Minister of State for Industry
- In office 30 November 2016 – 31 May 2017
- Prime Minister: Pushpa Kamal Dahal
- Minister: Nabindra Raj Joshi

Deputy Mayor of Banepa Municipality
- In office June 1997 – May 2002

Personal details
- Born: 21 April 1967 (age 59) Banepa, Nepal
- Citizenship: Nepali
- Party: Nepali Congress
- Parent: Gopaldas Bade (father)
- Profession: Politician;

= Kanchan Chandra Bade =

Nepalese politician

Kanchan Chandra Bade (कन्चन चन्द्र बादे; born 21 April 1967) is a Nepali politician affiliated with the Nepali Congress. He is a member of the Provincial Assembly of Bagmati Province representing Kavre-2(B). He previously served as Minister of State for Industry in the Government of Nepal from 2016 to 2017 and as Minister for Social Development of Bagmati Province from 2025 to 2026.

==Early life and background==
Bade was born in Banepa, Nepal. He is the son of freedom fighter Gopaldas Bade.

==Political career==
Bade became politically active during his student years through the Nepal Student Union, the student wing of the Nepali Congress.
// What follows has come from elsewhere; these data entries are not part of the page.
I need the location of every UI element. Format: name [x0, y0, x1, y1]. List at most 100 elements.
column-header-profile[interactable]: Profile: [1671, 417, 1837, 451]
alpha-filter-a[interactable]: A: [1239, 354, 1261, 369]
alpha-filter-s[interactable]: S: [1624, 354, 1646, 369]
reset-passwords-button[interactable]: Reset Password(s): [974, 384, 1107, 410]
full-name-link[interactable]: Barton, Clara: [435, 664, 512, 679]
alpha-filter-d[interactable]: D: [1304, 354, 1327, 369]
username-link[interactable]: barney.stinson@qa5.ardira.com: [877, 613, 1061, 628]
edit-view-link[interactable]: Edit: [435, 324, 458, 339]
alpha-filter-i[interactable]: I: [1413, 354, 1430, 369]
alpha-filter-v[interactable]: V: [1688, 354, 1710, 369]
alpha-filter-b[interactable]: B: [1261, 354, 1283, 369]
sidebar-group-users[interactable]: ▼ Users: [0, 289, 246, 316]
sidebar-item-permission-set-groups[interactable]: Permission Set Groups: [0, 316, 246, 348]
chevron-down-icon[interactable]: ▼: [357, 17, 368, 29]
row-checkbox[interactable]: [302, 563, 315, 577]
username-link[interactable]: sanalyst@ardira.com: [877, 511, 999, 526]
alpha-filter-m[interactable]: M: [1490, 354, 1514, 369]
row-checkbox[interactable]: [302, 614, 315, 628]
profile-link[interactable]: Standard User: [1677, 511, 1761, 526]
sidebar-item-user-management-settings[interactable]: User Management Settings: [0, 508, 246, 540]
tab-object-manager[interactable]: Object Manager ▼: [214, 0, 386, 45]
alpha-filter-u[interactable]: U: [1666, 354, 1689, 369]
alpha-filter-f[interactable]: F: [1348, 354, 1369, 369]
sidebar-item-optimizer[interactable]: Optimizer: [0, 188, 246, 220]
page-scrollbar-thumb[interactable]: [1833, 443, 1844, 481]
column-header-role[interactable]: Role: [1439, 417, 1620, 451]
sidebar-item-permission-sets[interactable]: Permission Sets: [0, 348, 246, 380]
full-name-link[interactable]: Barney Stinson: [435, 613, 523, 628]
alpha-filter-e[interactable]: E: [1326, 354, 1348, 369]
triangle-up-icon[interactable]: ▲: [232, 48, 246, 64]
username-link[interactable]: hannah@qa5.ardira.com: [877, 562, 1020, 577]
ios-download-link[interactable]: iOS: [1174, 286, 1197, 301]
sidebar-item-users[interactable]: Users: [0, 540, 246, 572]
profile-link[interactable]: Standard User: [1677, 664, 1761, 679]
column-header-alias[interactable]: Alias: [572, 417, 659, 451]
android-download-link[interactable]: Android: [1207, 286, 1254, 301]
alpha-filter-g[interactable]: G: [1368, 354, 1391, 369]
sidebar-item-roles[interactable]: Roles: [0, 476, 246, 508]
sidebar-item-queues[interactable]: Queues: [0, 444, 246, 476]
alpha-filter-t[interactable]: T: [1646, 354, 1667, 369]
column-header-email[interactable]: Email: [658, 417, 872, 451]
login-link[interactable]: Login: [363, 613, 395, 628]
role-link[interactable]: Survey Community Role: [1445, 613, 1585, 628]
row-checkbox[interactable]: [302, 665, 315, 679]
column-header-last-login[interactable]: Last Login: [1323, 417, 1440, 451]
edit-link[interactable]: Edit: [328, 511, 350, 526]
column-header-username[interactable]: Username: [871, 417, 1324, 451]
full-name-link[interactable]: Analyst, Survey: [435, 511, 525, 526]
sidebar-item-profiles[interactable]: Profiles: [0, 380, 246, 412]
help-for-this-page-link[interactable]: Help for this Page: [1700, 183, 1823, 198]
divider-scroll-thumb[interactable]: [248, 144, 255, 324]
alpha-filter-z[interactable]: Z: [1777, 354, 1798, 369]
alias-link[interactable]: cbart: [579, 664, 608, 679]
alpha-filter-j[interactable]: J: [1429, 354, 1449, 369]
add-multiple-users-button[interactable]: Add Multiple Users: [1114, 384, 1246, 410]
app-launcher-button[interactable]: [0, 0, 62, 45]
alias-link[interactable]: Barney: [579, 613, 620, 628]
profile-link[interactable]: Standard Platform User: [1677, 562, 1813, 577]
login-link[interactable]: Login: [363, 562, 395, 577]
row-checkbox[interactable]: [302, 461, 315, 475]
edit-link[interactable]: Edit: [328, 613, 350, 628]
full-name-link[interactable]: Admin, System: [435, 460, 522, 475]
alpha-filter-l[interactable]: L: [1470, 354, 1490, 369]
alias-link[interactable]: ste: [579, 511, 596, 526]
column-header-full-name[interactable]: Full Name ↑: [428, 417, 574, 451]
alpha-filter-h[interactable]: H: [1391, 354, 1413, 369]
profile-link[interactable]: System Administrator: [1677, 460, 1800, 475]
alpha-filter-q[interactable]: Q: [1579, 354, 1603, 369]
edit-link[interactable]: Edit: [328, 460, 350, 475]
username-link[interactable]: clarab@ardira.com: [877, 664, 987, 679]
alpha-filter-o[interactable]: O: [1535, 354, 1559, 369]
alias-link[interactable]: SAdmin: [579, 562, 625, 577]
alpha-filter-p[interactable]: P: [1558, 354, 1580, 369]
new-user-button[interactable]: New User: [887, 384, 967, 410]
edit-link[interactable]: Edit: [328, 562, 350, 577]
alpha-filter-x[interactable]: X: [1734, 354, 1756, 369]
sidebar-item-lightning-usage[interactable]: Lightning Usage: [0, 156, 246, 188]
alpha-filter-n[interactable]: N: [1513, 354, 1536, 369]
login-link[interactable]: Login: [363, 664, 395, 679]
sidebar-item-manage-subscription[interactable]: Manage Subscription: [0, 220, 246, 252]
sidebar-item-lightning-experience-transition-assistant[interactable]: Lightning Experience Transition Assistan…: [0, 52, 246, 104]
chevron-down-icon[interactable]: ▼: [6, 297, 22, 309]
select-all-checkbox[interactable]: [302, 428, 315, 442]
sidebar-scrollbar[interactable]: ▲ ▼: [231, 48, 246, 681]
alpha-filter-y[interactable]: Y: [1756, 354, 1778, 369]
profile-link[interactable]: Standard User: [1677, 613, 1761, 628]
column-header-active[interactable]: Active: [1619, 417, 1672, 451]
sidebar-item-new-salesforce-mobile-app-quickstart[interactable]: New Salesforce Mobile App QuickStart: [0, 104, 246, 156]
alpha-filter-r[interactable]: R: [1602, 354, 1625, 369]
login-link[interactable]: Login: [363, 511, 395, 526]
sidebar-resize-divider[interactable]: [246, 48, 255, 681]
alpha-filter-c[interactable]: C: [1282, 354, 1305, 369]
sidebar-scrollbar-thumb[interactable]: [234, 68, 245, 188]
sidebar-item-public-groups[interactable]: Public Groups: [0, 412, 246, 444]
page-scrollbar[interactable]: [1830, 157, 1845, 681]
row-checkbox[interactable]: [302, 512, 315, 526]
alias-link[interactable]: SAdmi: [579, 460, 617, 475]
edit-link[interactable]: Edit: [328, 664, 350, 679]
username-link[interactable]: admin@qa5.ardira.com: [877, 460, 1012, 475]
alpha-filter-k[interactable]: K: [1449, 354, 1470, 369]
He was elected to the 2nd Nepalese Constituent Assembly in 2013 from Kavre-3. He participated in national-level discussions on local governance reform during the Constituent Assembly period, including workshops organized by the Ministry of Federal Affairs and Local Development on federal restructuring and local governance.

He was elected as General Secretary of the Nepali Congress Bagmati Province Committee in the 14th General Convention of the party in 2021.

In the 2022 provincial elections, he was elected to the Provincial Assembly of Bagmati Province.

==Ministerial roles==
Bade was appointed Minister of State for Industry in November 2016 in the cabinet led by Pushpa Kamal Dahal. During his tenure as a government minister and federal politician, Bade participated in policy discussions and public programs related to economic development, governance reform, and youth employment.

In 2025, he was appointed Minister for Social Development of Bagmati Province. His tenure ended on 17 August 2026, following the resignation of Chief Minister Indra Bahadur Baniya after his government lost its majority in the provincial assembly.